Laurent Fabius : dernier acte
Le Président des Sages doit trancher cette semaine sur la constitutionnalité de certains articles de la loi sur l’immigration votée mi-décembre à l’Assemblée nationale. Portrait
En juillet 1984, il a 37 ans quand François Mitterrand le nomme le plus jeune Premier ministre de France pour entériner le tournant de la rigueur. Quarante ans plus tard, à 77 ans, il va porter ce 25 janvier le très attendu verdict du Conseil Constitutionnel sur la loi sur l’immigration. À un an de la fin de son mandat de Président, Laurent Fabius est sous pression : la gauche attend qu’il déclare anticonstitutionnelles les mesures les plus controversées, la droite exige qu’il ne dénature pas le contenu d’une loi qu’elle a voulu durcie.
Le sujet est hautement inflammable. Les articles litigieux concernent la situation des étudiants étrangers, des mineurs non accompagnés et des malades, et aussi les conditions dans lesquelles la France accorde l’asile, la nationalité et la protection sociale, rien que cela ! Avec une seule des neuf voix, et une sensibilité de gauche minoritaire au sein du Conseil Constitutionnel, va-t-il pouvoir imprimer sa marque alors qu’il portera sur ses épaules le poids symbolique de la décision finale.

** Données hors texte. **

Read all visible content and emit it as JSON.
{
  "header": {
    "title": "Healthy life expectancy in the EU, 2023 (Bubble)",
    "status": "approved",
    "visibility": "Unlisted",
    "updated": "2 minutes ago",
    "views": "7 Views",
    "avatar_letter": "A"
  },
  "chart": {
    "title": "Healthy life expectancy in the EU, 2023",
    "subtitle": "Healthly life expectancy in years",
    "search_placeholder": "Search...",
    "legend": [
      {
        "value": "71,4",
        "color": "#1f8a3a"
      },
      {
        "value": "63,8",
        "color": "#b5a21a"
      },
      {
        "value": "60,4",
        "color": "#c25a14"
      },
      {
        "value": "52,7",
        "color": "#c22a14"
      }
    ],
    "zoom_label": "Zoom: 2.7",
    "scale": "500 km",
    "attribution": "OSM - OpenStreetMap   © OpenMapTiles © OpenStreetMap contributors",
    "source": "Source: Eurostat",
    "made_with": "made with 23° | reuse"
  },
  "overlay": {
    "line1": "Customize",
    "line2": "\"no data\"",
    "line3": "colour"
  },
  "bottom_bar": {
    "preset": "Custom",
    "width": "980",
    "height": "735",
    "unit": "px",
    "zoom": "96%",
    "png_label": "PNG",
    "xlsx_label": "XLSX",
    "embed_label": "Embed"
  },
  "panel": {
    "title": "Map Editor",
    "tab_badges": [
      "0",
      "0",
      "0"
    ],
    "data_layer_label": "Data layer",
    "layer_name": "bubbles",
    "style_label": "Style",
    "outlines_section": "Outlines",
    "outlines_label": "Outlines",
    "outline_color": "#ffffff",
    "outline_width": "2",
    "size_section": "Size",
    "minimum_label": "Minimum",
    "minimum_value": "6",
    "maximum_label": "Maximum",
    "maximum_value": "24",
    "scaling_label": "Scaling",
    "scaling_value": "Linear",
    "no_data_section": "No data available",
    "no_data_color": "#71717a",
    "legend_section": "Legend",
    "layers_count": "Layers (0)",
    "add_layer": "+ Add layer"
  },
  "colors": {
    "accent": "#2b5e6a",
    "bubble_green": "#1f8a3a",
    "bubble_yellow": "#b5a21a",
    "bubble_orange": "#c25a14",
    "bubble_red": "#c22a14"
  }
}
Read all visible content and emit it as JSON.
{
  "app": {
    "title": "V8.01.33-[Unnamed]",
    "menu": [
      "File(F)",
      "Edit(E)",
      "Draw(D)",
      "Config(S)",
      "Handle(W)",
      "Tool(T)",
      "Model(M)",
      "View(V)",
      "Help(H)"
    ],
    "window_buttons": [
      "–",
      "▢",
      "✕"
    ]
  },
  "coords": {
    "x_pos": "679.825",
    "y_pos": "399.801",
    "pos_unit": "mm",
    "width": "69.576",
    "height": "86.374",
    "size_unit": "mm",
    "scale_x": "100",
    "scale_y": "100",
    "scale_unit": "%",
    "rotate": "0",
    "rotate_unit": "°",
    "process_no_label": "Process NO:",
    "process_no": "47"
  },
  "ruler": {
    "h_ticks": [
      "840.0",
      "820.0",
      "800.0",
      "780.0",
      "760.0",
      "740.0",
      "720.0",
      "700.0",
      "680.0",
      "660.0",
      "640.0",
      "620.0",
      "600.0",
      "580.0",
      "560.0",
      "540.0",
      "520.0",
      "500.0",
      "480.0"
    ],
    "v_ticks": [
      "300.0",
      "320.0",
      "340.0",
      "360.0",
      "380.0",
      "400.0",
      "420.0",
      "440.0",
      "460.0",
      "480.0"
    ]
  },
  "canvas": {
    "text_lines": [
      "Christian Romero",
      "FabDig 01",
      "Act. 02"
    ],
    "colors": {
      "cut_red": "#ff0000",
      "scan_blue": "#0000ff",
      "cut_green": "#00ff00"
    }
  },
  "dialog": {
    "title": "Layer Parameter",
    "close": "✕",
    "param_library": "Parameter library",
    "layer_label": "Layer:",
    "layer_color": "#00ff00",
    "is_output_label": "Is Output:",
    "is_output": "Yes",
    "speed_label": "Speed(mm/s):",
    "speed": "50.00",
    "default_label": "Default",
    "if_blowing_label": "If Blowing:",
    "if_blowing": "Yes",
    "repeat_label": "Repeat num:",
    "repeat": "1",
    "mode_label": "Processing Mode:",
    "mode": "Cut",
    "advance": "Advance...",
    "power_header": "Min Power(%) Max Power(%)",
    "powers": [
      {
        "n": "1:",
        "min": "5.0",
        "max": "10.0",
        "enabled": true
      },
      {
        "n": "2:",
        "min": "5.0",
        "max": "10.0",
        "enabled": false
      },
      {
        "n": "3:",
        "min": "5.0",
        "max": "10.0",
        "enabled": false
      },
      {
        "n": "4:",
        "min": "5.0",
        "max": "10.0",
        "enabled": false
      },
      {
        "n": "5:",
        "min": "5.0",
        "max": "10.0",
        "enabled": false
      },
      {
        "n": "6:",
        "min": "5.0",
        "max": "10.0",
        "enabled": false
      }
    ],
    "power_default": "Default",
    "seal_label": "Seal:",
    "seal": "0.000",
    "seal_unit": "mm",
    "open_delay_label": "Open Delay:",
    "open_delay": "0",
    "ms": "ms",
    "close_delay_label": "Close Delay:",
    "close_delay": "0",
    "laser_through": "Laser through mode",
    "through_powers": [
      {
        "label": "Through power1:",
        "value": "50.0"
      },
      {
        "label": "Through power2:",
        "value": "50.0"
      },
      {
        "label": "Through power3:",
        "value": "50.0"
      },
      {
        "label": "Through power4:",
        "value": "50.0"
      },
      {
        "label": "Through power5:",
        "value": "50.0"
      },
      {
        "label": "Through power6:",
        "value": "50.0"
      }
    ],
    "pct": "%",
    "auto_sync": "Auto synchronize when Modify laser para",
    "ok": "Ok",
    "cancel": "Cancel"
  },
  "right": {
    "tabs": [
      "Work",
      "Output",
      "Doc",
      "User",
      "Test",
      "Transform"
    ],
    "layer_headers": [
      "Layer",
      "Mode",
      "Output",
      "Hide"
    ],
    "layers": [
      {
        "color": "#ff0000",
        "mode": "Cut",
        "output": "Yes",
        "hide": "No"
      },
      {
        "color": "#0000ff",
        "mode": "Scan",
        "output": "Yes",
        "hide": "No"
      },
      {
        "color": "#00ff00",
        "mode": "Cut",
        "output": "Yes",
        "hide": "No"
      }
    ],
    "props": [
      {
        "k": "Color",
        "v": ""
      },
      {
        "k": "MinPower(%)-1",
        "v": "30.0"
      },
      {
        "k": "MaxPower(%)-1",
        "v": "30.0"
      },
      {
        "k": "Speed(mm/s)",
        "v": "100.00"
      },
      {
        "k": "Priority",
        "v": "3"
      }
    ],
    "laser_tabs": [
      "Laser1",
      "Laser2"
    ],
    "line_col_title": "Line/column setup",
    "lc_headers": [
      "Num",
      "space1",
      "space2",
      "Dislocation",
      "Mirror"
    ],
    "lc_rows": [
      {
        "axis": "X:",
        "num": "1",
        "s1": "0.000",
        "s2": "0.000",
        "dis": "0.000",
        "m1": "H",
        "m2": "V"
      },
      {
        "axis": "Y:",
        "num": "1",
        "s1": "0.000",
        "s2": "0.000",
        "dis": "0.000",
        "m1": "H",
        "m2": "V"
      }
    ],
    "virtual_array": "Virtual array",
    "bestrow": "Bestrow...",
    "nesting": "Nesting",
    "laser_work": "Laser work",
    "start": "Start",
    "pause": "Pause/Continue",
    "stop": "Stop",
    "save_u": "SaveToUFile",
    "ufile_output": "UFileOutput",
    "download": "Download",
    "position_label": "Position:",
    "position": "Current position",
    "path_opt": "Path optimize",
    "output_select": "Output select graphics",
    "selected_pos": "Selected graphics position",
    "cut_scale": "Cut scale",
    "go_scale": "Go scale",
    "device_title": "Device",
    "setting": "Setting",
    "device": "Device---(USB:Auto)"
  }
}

Le plus probable est une validation partielle de la loi avant promulgation par le Président de la République mais avec quelle portée politique ? Le voilà en première ligne, fortement exposé, en raison de la légèreté dont ont fait preuve le gouvernement et Emmanuel Macron : le Conseil Constitutionnel n’est « ni une chambre d’écho des tendances de l’opinion, ni une chambre d’appel des choix du Parlement », les a-t-il tancés le 8 janvier lors de ses vœux.
L’ex-ministre des Affaires étrangères de François Hollande a l’expérience des situations difficiles. La plus douloureuse fut celle du sang contaminé où il dut porter une part de la responsabilité de transfusions sanguines effectuées un temps sans test VIH. Même relaxé par la Cour de Justice de la République, cette affaire a empoisonné sa vie politique et personnelle.
Laurent Fabius en gardera les stigmates, une parenthèse pourtant dans sa longue carrière où il fut pendant près de cinquante ans l’un des piliers du Parti Socialiste. Une vie entière de fidélité à son camp, successivement ministre du Budget, de l’Industrie et de la Recherche, Premier ministre. Après la victoire de la gauche aux législatives de 1997, il accède au perchoir avant que Lionel Jospin ne lui offre à Bercy, l’Économie et les Finances.
En 2005, il a l’intuition de mener la campagne du non au référendum sur le traité de Constitution pour l’Europe. Galvanisé par un succès inattendu, il concourt à la primaire socialiste pour la Présidentielle de 2007 mais est devancé par Dominique Strauss-Kahn et…. Ségolène Royal qu’il avait affublée d’un « qui va garder les enfants ? » De quoi donner le sentiment d’un complexe de supériorité ? Laurent Fabius reste l’un des plus brillants de sa génération, fier surtout de son dernier exploit : il obtient en décembre 2015 à la COP 21 la signature des 196 participants de l’accord de Paris, celui qui fait encore référence aujourd’hui pour lutter contre les changements climatiques.
Ce 25 janvier, avec l’immigration, il lui reste une dernière occasion de marquer son temps.